De Belin could sue NRL if suspended over sex charge
A leading Sydney criminal lawyer has urged St George Illawarra forward Jack de Belin to explore civil action against the NRL should the governing body stand him down from playing.
Paul McGirr, from McGirr Lawyers, told The Daily Telegraph pre-emptive action against de Belin before he fronted court on a sexual assault charge was "diverting the criminal justice system" and could "break his career."
The ARL Commission is expected to announce on Thursday that players would now be stood down on full pay if they were charged with serious offences.
For de Belin, who has pleaded not guilty and had his case adjourned until April 17, McGirr said prospective sponsors wouldn't "touch him with a barge pole".
McGirr also stressed the courts have allowed de Belin bail "so they're satisfied he is right to be in the community."
"If (the NRL) make that call, to stand him down without any court finding him guilty of any conduct, I would explore civil action against the NRL," McGirr told The Daily Telegraph.
"If he's not playing football, his earning capacity reduces. The thing with rugby league is that you're on show in relation to your capacity to earn more money. He wouldn't be able to play.
"Third parties, sponsorships, endorsements, everything. No one would want to touch him with a barge pole, all on the basis of him being punished without any finding from any court.
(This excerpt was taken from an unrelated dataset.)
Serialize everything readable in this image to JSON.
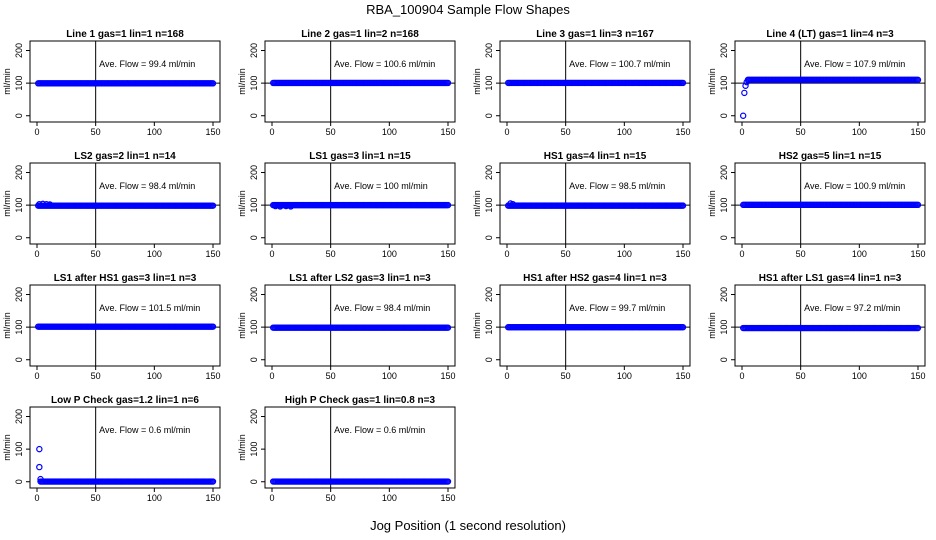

"In essence, it could break his career. What about later on in his life?"
NRL chief executive Todd Greenberg and ARLC chairman Peter Beattie have been canvassing the opinions of club chairmen, legal eagles and other sports to determine their position in terms of standing down players before court.
"I've done hundreds of serious offences cases where people have actually been found not guilty," McGirr said.
"You're diverting the criminal justice system. There is a process where, if you're charged, it doesn't mean you have done it and that you're entitled to test the evidence and allegations, which sometimes turn out to be false.
"The attitude is then 'Ah, well, he didn't do it, welcome back'."
The de Belin court case could run for 18 months. If he's found not guilty, it could leave him out of the game until late 2020.
"So it has nothing to do with his (de Belin) conduct of going out, drinking, partying, or anything else. It's the fact an allegation has been made - if that's what they've taken their action over, I don't agree with it," McGirr said.
"People are innocent unless proven guilty. Some people say 'until' - it's not until. It's innocent unless you are proven guilty.
"The (NRL) are obviously being pressured and I've heard some commentators talking about it in a way that 'we're not going to tolerate violence against women'.
"That in itself gives the feeling they have already made up their mind. Certainly I don't condone violence on women in any way whatsoever. But just because someone makes an allegation or someone is charged, that does not mean they are guilt of it.
"Let's wait and see what the court system does. What they're doing by standing him down is basically saying we don't condone violence against women. I dare say de Belin doesn't condone violence against women."
Before the ARL Commission meeting on Thursday, commissioners will hold their annual general meeting. Club chairmen will be invited to attend but will not vote on the player behaviour issue.
The commission will also discuss the alleged salary cap indiscretions of Cronulla and Wests Tigers. All matters will be debated but final conclusions may not be reached at tomorrow's meetings.